Según está escrito en el Tabaqat de lbn Sa'd, la mujer del Profeta, Umm Salama, hizo la siguiente observación al Profeta, «Mensajero de Al-lâh, no se menciona a las mujeres». Como consecuencia, Al-lâh reveló esta ayat :

 

«Es verdad que a los musulmanes y a las musulmanas, a los creyentes y a las creyentes, a los obedientes y a las obedientes, a los veraces y a las veraces, a los pacientes y a las pacientes, a los humildes y a las humildes, a los que dan con franqueza y a las que dan con sinceridad, a los que ayunan y a las que ayunan, a los que guardan sus partes íntimas y a las que las guardan y a los que recuerdan mucho a Al-lâh y a las que recuerdan; Al-lâh les ha preparado un perdón y una enorme recompensa». (33:35)

 

Lo espiritual es lo que sustenta y da sentido a cualquier otra actividad humana.
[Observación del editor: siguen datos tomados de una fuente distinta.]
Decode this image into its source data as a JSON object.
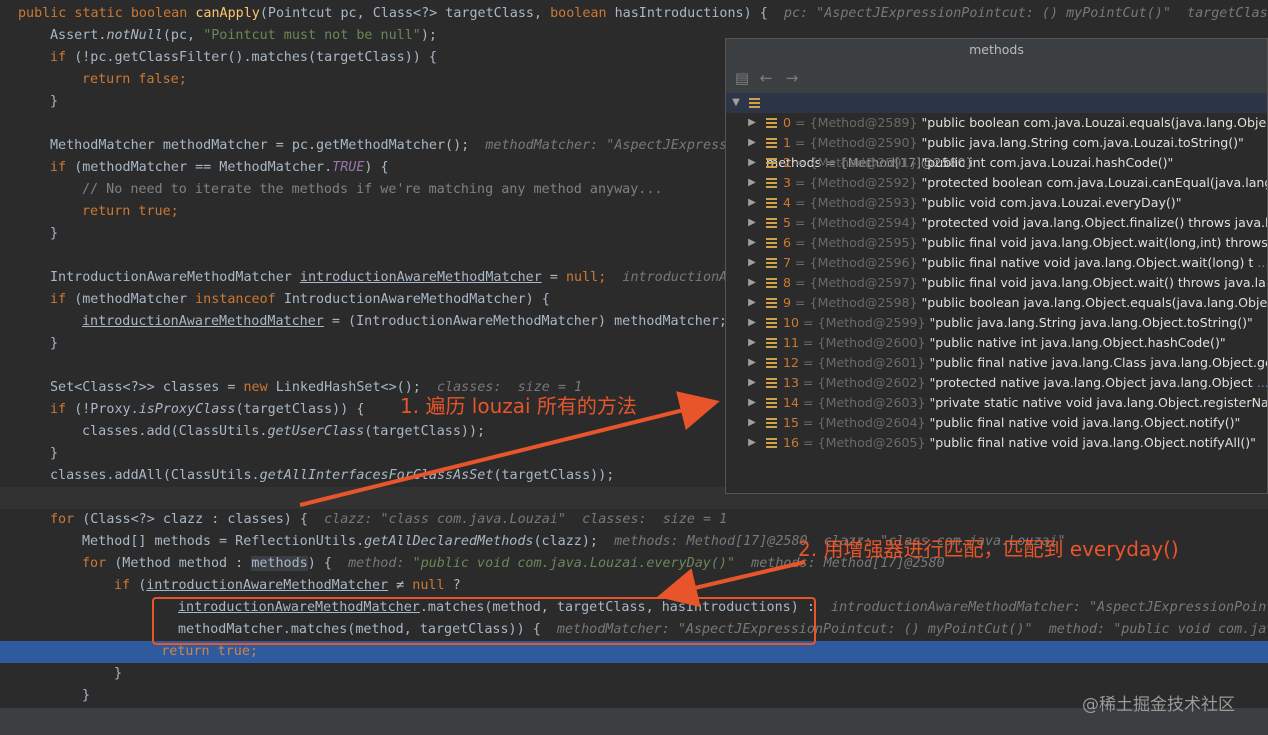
{
  "popup": {
    "title": "methods",
    "root": {
      "name": "methods",
      "value": "= {Method[17]@2580}"
    },
    "items": [
      {
        "index": "0",
        "ref": "{Method@2589}",
        "value": "\"public boolean com.java.Louzai.equals(java.lang.Object)\"",
        "view": ""
      },
      {
        "index": "1",
        "ref": "{Method@2590}",
        "value": "\"public java.lang.String com.java.Louzai.toString()\"",
        "view": ""
      },
      {
        "index": "2",
        "ref": "{Method@2591}",
        "value": "\"public int com.java.Louzai.hashCode()\"",
        "view": ""
      },
      {
        "index": "3",
        "ref": "{Method@2592}",
        "value": "\"protected boolean com.java.Louzai.canEqual(java.lang.Ob",
        "view": ""
      },
      {
        "index": "4",
        "ref": "{Method@2593}",
        "value": "\"public void com.java.Louzai.everyDay()\"",
        "view": ""
      },
      {
        "index": "5",
        "ref": "{Method@2594}",
        "value": "\"protected void java.lang.Object.finalize() throws java.lang",
        "view": ""
      },
      {
        "index": "6",
        "ref": "{Method@2595}",
        "value": "\"public final void java.lang.Object.wait(long,int) throws jav",
        "view": ""
      },
      {
        "index": "7",
        "ref": "{Method@2596}",
        "value": "\"public final native void java.lang.Object.wait(long) t",
        "view": "... View"
      },
      {
        "index": "8",
        "ref": "{Method@2597}",
        "value": "\"public final void java.lang.Object.wait() throws java.lang.In",
        "view": ""
      },
      {
        "index": "9",
        "ref": "{Method@2598}",
        "value": "\"public boolean java.lang.Object.equals(java.lang.Object)\"",
        "view": ""
      },
      {
        "index": "10",
        "ref": "{Method@2599}",
        "value": "\"public java.lang.String java.lang.Object.toString()\"",
        "view": ""
      },
      {
        "index": "11",
        "ref": "{Method@2600}",
        "value": "\"public native int java.lang.Object.hashCode()\"",
        "view": ""
      },
      {
        "index": "12",
        "ref": "{Method@2601}",
        "value": "\"public final native java.lang.Class java.lang.Object.getCla",
        "view": ""
      },
      {
        "index": "13",
        "ref": "{Method@2602}",
        "value": "\"protected native java.lang.Object java.lang.Object",
        "view": "... View"
      },
      {
        "index": "14",
        "ref": "{Method@2603}",
        "value": "\"private static native void java.lang.Object.registerNatives",
        "view": ""
      },
      {
        "index": "15",
        "ref": "{Method@2604}",
        "value": "\"public final native void java.lang.Object.notify()\"",
        "view": ""
      },
      {
        "index": "16",
        "ref": "{Method@2605}",
        "value": "\"public final native void java.lang.Object.notifyAll()\"",
        "view": ""
      }
    ]
  },
  "annotations": {
    "a1": "1. 遍历 louzai 所有的方法",
    "a2": "2. 用增强器进行匹配，匹配到 everyday()"
  },
  "watermark": "@稀土掘金技术社区",
  "colors": {
    "annotation": "#e8552b",
    "highlight_line": "#2d5b9e",
    "editor_bg": "#2b2b2b"
  }
}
De modo que si queremos entender a fondo el tema que estamos estudiando y si vamos a llevar a cabo una acción beneficiosa y eficaz a la vez, tenemos que empezar por la dimensión espiritual. Sin una clara conciencia del Creador, sin un entendimiento de la naturaleza ilusoria de este mundo, tanto el individuo como la sociedad marcharán desequilibradamente. Por que la gente tomará por realidad lo que es irreal, dará permanencia a o efímero y autoridad a aquello que en realidad no la tiene. De este modo el ser humano no será consciente de su misión verdadera en la existencia.

 

Pasaremos, pues, a explorar el tasawwuf, la ciencia que trata la dimensión espiritual en Islam. No podemos prescindir de la dimensión espiritual, tantas veces rechazada en nuestra época. Al-lâh ordena, en primer lugar, que el ser humano ADORE a Al-lâh y RECUERDE a Al-lâh y la Shari'a es una consecuencia de esta orden inicial: la Shari'a muestra como adorar, cómo establecer un nexo equilibrado entre la sociedad y el entorno, cómo entender el Mensaje adecuadamente y cómo llevarlo a cabo. De manera que todas nuestras acciones provienen de la orden inicial de adoración y recuerdo. Al-lâh dice:

«Yo no he creado a los genios y a los hombres sino que para que Me adoren». (51:56)

 

y

 

«Dí: Es cierto que Al-lâh extravia a quien quiere y guía hacia Él a quien a Él se vuelve. os que creen y tranquilizan sus corazones por medio del recuerdo de Al-lâh. ¿Pues no es acaso con el recuerdo de Al-lâh con lo que se tranquilizan los corazones?» (13:27‑28)

 

Al-lâh previene a aquellos que descuidan el recuerdo de Él:

 

«Y al que está ciego para el recuerdo del Misericordioso le asignamos un demonio que se convierte en su compañero inseparable.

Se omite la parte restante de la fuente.